A solution containing 15 g urea (molar mass = 60 g mol\(^{-1}\)) per litre of solution in water has the same osmotic pressure (isotonic) as a solution of glucose (molar mass = 180 g mol\(^{-1}\)) in water. Calculate the mass of glucose present in one litre of its solution.

Hint:

When two solutions have the same osmotic pressure, the number of moles of solute is proportional to the molar mass of the solute.

Answer 1

To solve the problem, we need to calculate the mass of glucose in one litre of its solution that is isotonic with a solution containing 15 g of urea per litre, given the molar masses of urea (60 g mol\(^{-1}\)) and glucose (180 g mol\(^{-1}\)).

1. Understand Isotonic Solutions:
Isotonic solutions have the same osmotic pressure. Osmotic pressure (\( \pi \)) is given by \( \pi = CRT \), where \( C \) is the molar concentration, \( R \) is the gas constant, and \( T \) is the temperature. For isotonic solutions at the same temperature, \( C_{\text{urea}} = C_{\text{glucose}} \).

2. Calculate Molar Concentration of Urea:
Mass of urea = 15 g, molar mass = 60 g mol\(^{-1}\), volume = 1 L.

Moles of urea = \( \frac{15}{60} = 0.25 \, \text{mol} \).
Concentration of urea = \( \frac{0.25}{1} = 0.25 \, \text{mol L}^{-1} \).

3. Set Concentration of Glucose Equal to Urea:
Since the solutions are isotonic, \( C_{\text{glucose}} = C_{\text{urea}} = 0.25 \, \text{mol L}^{-1} \).
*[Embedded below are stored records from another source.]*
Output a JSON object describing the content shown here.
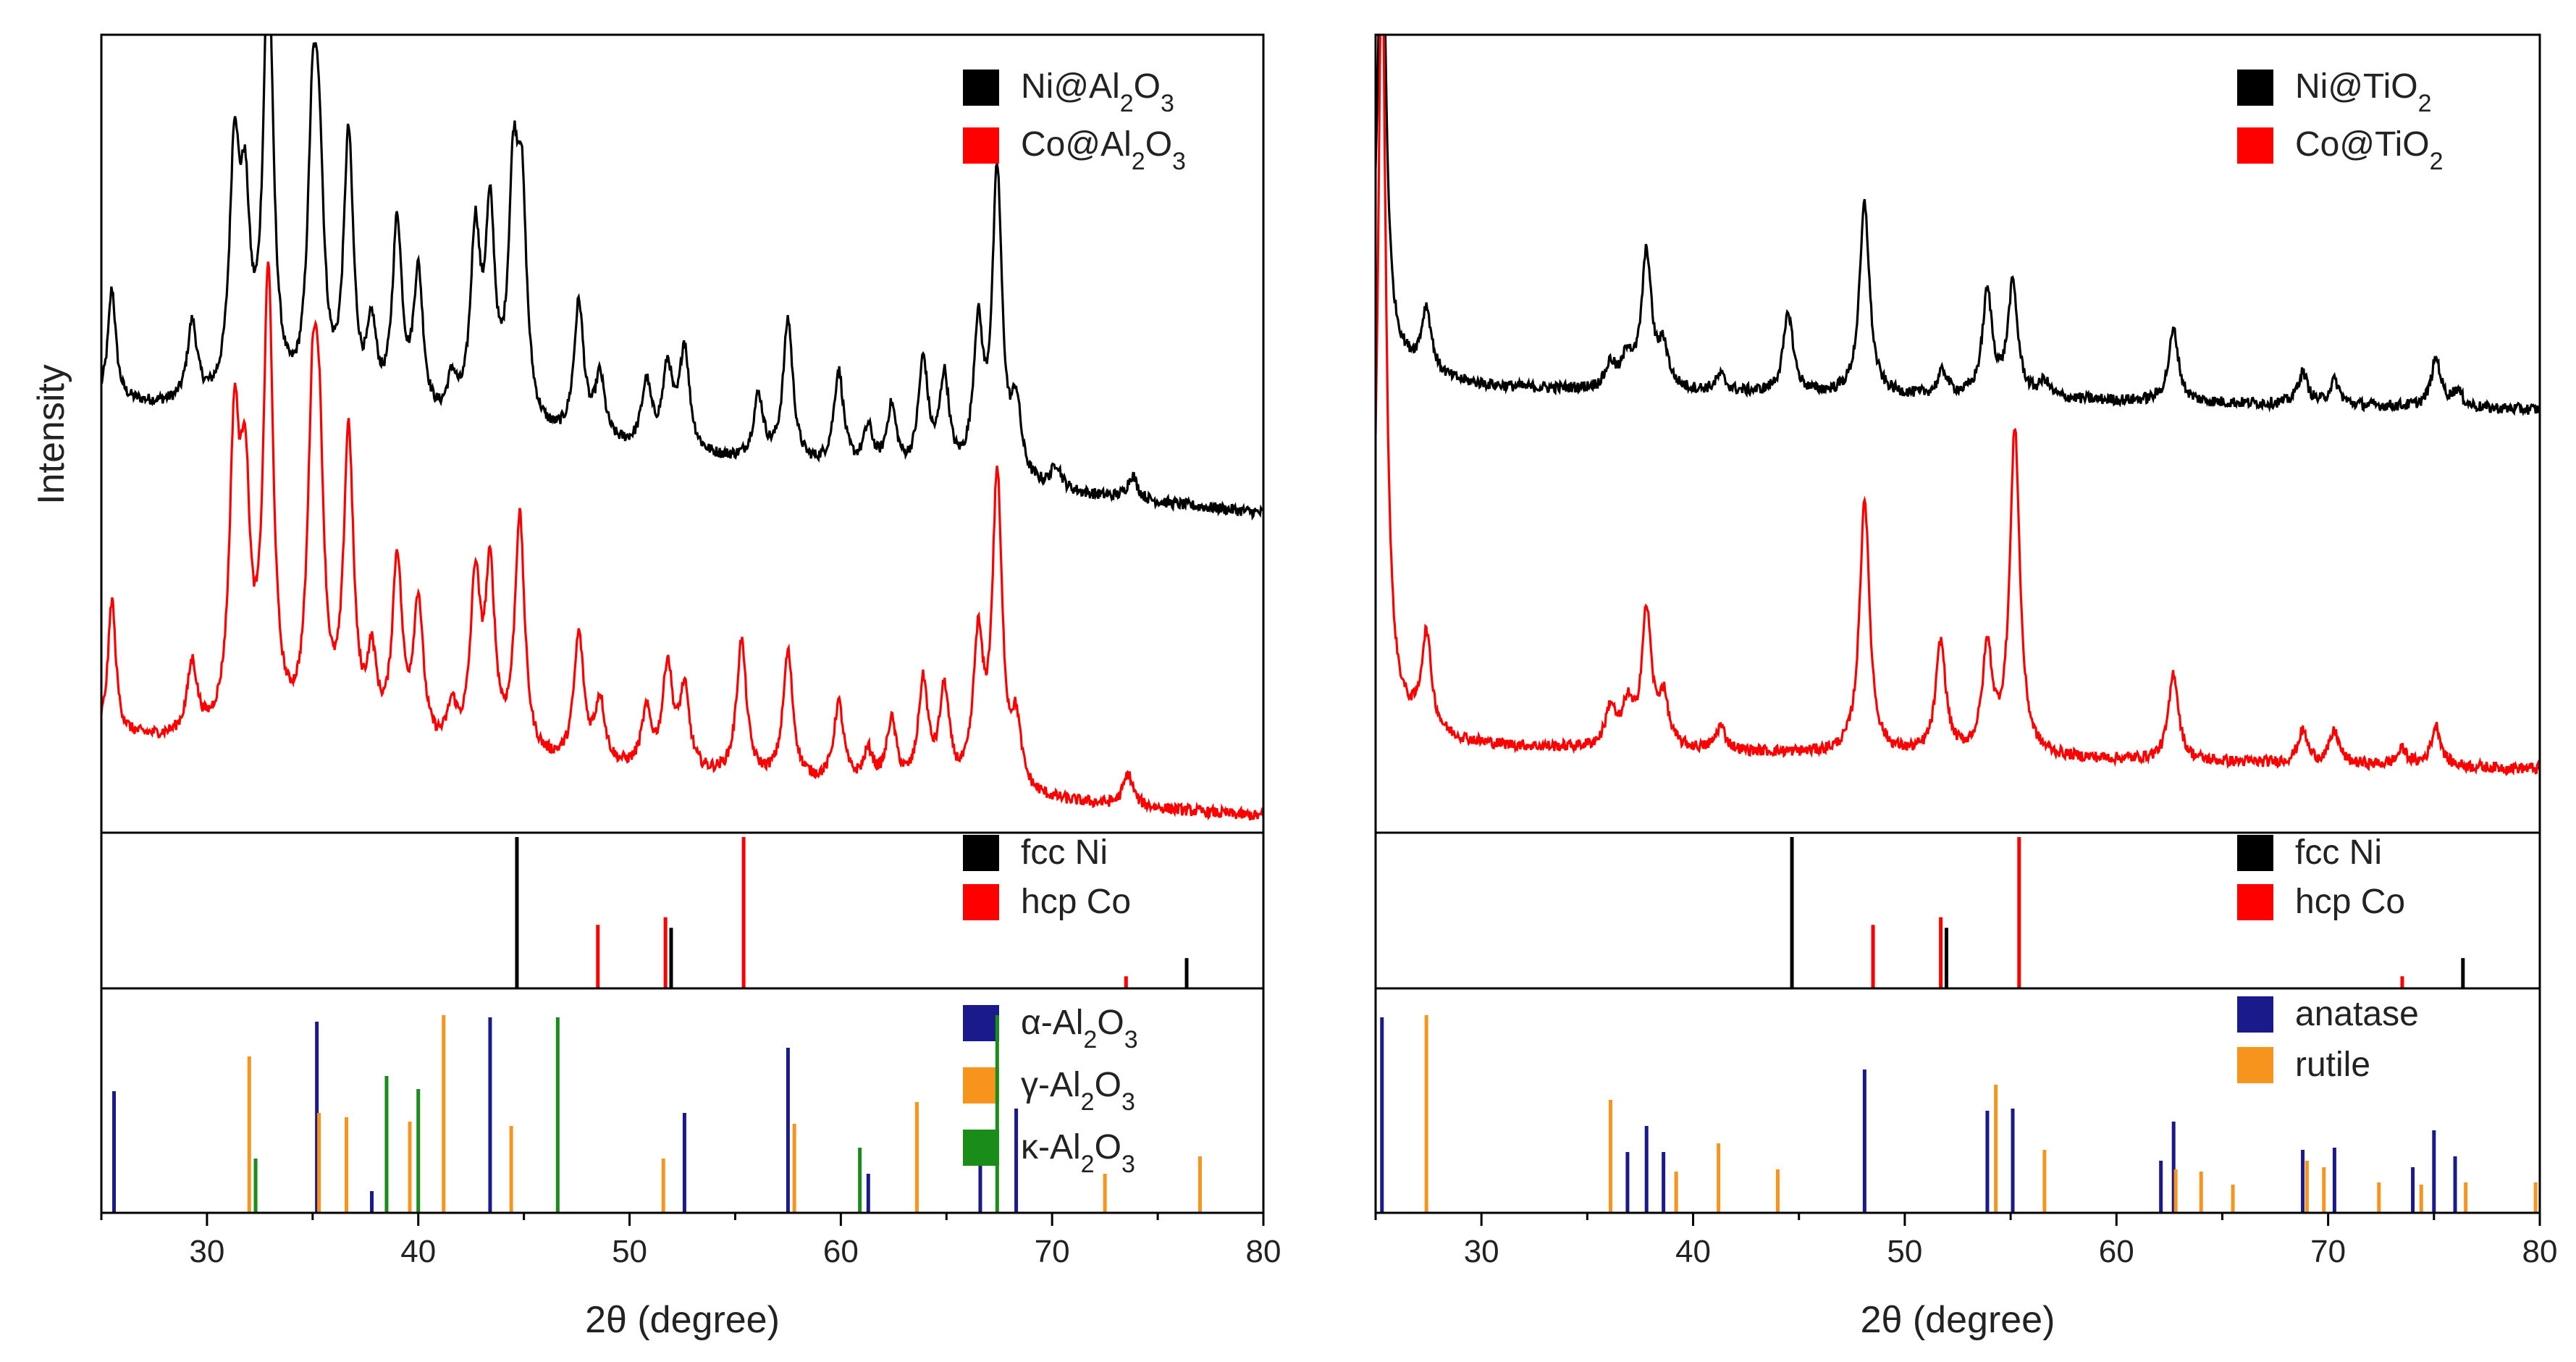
{
  "chart_data": [
    {
      "type": "line",
      "panel": "left",
      "title": "",
      "xlabel": "2θ (degree)",
      "ylabel": "Intensity",
      "xlim": [
        25,
        80
      ],
      "xticks": [
        "30",
        "40",
        "50",
        "60",
        "70",
        "80"
      ],
      "legend": [
        {
          "label": "Ni@Al₂O₃",
          "color": "#000000"
        },
        {
          "label": "Co@Al₂O₃",
          "color": "#ff0000"
        }
      ],
      "legend_position": "top-right",
      "series": [
        {
          "name": "Ni@Al₂O₃",
          "color": "#000000",
          "baseline_start": 0.54,
          "baseline_end": 0.4,
          "peaks": [
            [
              25.5,
              0.14
            ],
            [
              29.3,
              0.1
            ],
            [
              31.3,
              0.3
            ],
            [
              31.8,
              0.22
            ],
            [
              32.9,
              0.56
            ],
            [
              35.0,
              0.31
            ],
            [
              35.3,
              0.26
            ],
            [
              36.7,
              0.34
            ],
            [
              37.8,
              0.1
            ],
            [
              39.0,
              0.24
            ],
            [
              40.0,
              0.18
            ],
            [
              41.6,
              0.05
            ],
            [
              42.7,
              0.23
            ],
            [
              43.4,
              0.25
            ],
            [
              44.5,
              0.28
            ],
            [
              44.9,
              0.26
            ],
            [
              47.6,
              0.17
            ],
            [
              48.6,
              0.08
            ],
            [
              50.8,
              0.08
            ],
            [
              51.8,
              0.1
            ],
            [
              52.6,
              0.13
            ],
            [
              56.1,
              0.08
            ],
            [
              57.5,
              0.18
            ],
            [
              59.9,
              0.12
            ],
            [
              61.3,
              0.05
            ],
            [
              62.4,
              0.08
            ],
            [
              63.9,
              0.14
            ],
            [
              64.9,
              0.12
            ],
            [
              66.5,
              0.18
            ],
            [
              67.4,
              0.38
            ],
            [
              68.3,
              0.09
            ],
            [
              70.2,
              0.03
            ],
            [
              73.8,
              0.03
            ]
          ]
        },
        {
          "name": "Co@Al₂O₃",
          "color": "#ff0000",
          "baseline_start": 0.12,
          "baseline_end": 0.02,
          "peaks": [
            [
              25.5,
              0.17
            ],
            [
              29.3,
              0.09
            ],
            [
              31.3,
              0.36
            ],
            [
              31.8,
              0.28
            ],
            [
              32.9,
              0.57
            ],
            [
              35.0,
              0.35
            ],
            [
              35.3,
              0.3
            ],
            [
              36.7,
              0.38
            ],
            [
              37.8,
              0.1
            ],
            [
              39.0,
              0.23
            ],
            [
              40.0,
              0.18
            ],
            [
              41.6,
              0.05
            ],
            [
              42.7,
              0.21
            ],
            [
              43.4,
              0.22
            ],
            [
              44.8,
              0.3
            ],
            [
              47.6,
              0.16
            ],
            [
              48.6,
              0.08
            ],
            [
              50.8,
              0.07
            ],
            [
              51.8,
              0.13
            ],
            [
              52.6,
              0.1
            ],
            [
              55.3,
              0.17
            ],
            [
              57.5,
              0.16
            ],
            [
              59.9,
              0.1
            ],
            [
              61.3,
              0.04
            ],
            [
              62.4,
              0.08
            ],
            [
              63.9,
              0.13
            ],
            [
              64.9,
              0.12
            ],
            [
              66.5,
              0.18
            ],
            [
              67.4,
              0.39
            ],
            [
              68.3,
              0.08
            ],
            [
              73.6,
              0.04
            ]
          ]
        }
      ],
      "reference_metals": [
        {
          "name": "fcc Ni",
          "color": "#000000",
          "lines": [
            [
              44.6,
              1.0
            ],
            [
              51.9,
              0.4
            ],
            [
              76.3,
              0.2
            ]
          ]
        },
        {
          "name": "hcp Co",
          "color": "#ff0000",
          "lines": [
            [
              48.5,
              0.42
            ],
            [
              51.7,
              0.47
            ],
            [
              55.4,
              1.0
            ],
            [
              73.5,
              0.08
            ]
          ]
        }
      ],
      "reference_supports": [
        {
          "name": "α-Al₂O₃",
          "color": "#1a1a8c",
          "lines": [
            [
              25.6,
              0.56
            ],
            [
              35.2,
              0.88
            ],
            [
              37.8,
              0.1
            ],
            [
              43.4,
              0.9
            ],
            [
              52.6,
              0.46
            ],
            [
              57.5,
              0.76
            ],
            [
              61.3,
              0.18
            ],
            [
              66.6,
              0.36
            ],
            [
              68.3,
              0.48
            ]
          ]
        },
        {
          "name": "γ-Al₂O₃",
          "color": "#f7941d",
          "lines": [
            [
              32.0,
              0.72
            ],
            [
              35.3,
              0.46
            ],
            [
              36.6,
              0.44
            ],
            [
              39.6,
              0.42
            ],
            [
              41.2,
              0.91
            ],
            [
              44.4,
              0.4
            ],
            [
              51.6,
              0.25
            ],
            [
              57.8,
              0.41
            ],
            [
              63.6,
              0.51
            ],
            [
              72.5,
              0.18
            ],
            [
              77.0,
              0.26
            ]
          ]
        },
        {
          "name": "κ-Al₂O₃",
          "color": "#1a8c1a",
          "lines": [
            [
              32.3,
              0.25
            ],
            [
              38.5,
              0.63
            ],
            [
              40.0,
              0.57
            ],
            [
              46.6,
              0.9
            ],
            [
              60.9,
              0.3
            ],
            [
              67.4,
              0.91
            ]
          ]
        }
      ]
    },
    {
      "type": "line",
      "panel": "right",
      "title": "",
      "xlabel": "2θ (degree)",
      "ylabel": "",
      "xlim": [
        25,
        80
      ],
      "xticks": [
        "30",
        "40",
        "50",
        "60",
        "70",
        "80"
      ],
      "legend": [
        {
          "label": "Ni@TiO₂",
          "color": "#000000"
        },
        {
          "label": "Co@TiO₂",
          "color": "#ff0000"
        }
      ],
      "legend_position": "top-right",
      "series": [
        {
          "name": "Ni@TiO₂",
          "color": "#000000",
          "baseline_start": 0.56,
          "baseline_end": 0.53,
          "peaks": [
            [
              25.3,
              0.6
            ],
            [
              27.4,
              0.08
            ],
            [
              36.1,
              0.03
            ],
            [
              36.9,
              0.04
            ],
            [
              37.8,
              0.17
            ],
            [
              38.6,
              0.05
            ],
            [
              41.3,
              0.02
            ],
            [
              44.5,
              0.1
            ],
            [
              48.1,
              0.24
            ],
            [
              51.8,
              0.03
            ],
            [
              53.9,
              0.13
            ],
            [
              55.1,
              0.14
            ],
            [
              56.6,
              0.02
            ],
            [
              62.7,
              0.09
            ],
            [
              68.8,
              0.04
            ],
            [
              70.3,
              0.03
            ],
            [
              75.1,
              0.06
            ],
            [
              76.1,
              0.02
            ]
          ]
        },
        {
          "name": "Co@TiO₂",
          "color": "#ff0000",
          "baseline_start": 0.11,
          "baseline_end": 0.08,
          "peaks": [
            [
              25.3,
              0.95
            ],
            [
              27.4,
              0.12
            ],
            [
              36.1,
              0.05
            ],
            [
              36.9,
              0.05
            ],
            [
              37.8,
              0.17
            ],
            [
              38.6,
              0.06
            ],
            [
              41.3,
              0.03
            ],
            [
              48.1,
              0.32
            ],
            [
              51.7,
              0.14
            ],
            [
              53.9,
              0.13
            ],
            [
              55.2,
              0.41
            ],
            [
              62.7,
              0.11
            ],
            [
              68.8,
              0.04
            ],
            [
              70.3,
              0.04
            ],
            [
              73.5,
              0.02
            ],
            [
              75.1,
              0.05
            ]
          ]
        }
      ],
      "reference_metals": [
        {
          "name": "fcc Ni",
          "color": "#000000",
          "lines": [
            [
              44.6,
              1.0
            ],
            [
              51.9,
              0.4
            ],
            [
              76.3,
              0.2
            ]
          ]
        },
        {
          "name": "hcp Co",
          "color": "#ff0000",
          "lines": [
            [
              48.5,
              0.42
            ],
            [
              51.7,
              0.47
            ],
            [
              55.4,
              1.0
            ],
            [
              73.5,
              0.08
            ]
          ]
        }
      ],
      "reference_supports": [
        {
          "name": "anatase",
          "color": "#1a1a8c",
          "lines": [
            [
              25.3,
              0.9
            ],
            [
              36.9,
              0.28
            ],
            [
              37.8,
              0.4
            ],
            [
              38.6,
              0.28
            ],
            [
              48.1,
              0.66
            ],
            [
              53.9,
              0.47
            ],
            [
              55.1,
              0.48
            ],
            [
              62.1,
              0.24
            ],
            [
              62.7,
              0.42
            ],
            [
              68.8,
              0.29
            ],
            [
              70.3,
              0.3
            ],
            [
              74.0,
              0.21
            ],
            [
              75.0,
              0.38
            ],
            [
              76.0,
              0.26
            ]
          ]
        },
        {
          "name": "rutile",
          "color": "#f7941d",
          "lines": [
            [
              27.4,
              0.91
            ],
            [
              36.1,
              0.52
            ],
            [
              39.2,
              0.19
            ],
            [
              41.2,
              0.32
            ],
            [
              44.0,
              0.2
            ],
            [
              54.3,
              0.59
            ],
            [
              56.6,
              0.29
            ],
            [
              62.8,
              0.2
            ],
            [
              64.0,
              0.19
            ],
            [
              65.5,
              0.13
            ],
            [
              69.0,
              0.24
            ],
            [
              69.8,
              0.21
            ],
            [
              72.4,
              0.14
            ],
            [
              74.4,
              0.13
            ],
            [
              76.5,
              0.14
            ],
            [
              79.8,
              0.14
            ]
          ]
        }
      ]
    }
  ]
}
4. Calculate Mass of Glucose:
Molar mass of glucose = 180 g mol\(^{-1}\), volume = 1 L.

Moles of glucose = \( 0.25 \, \text{mol} \).
Mass of glucose = \( 0.25 \times 180 = 45 \, \text{g} \).

Final Answer:
The mass of glucose present in one litre of its solution is \( 45 \, \text{g} \).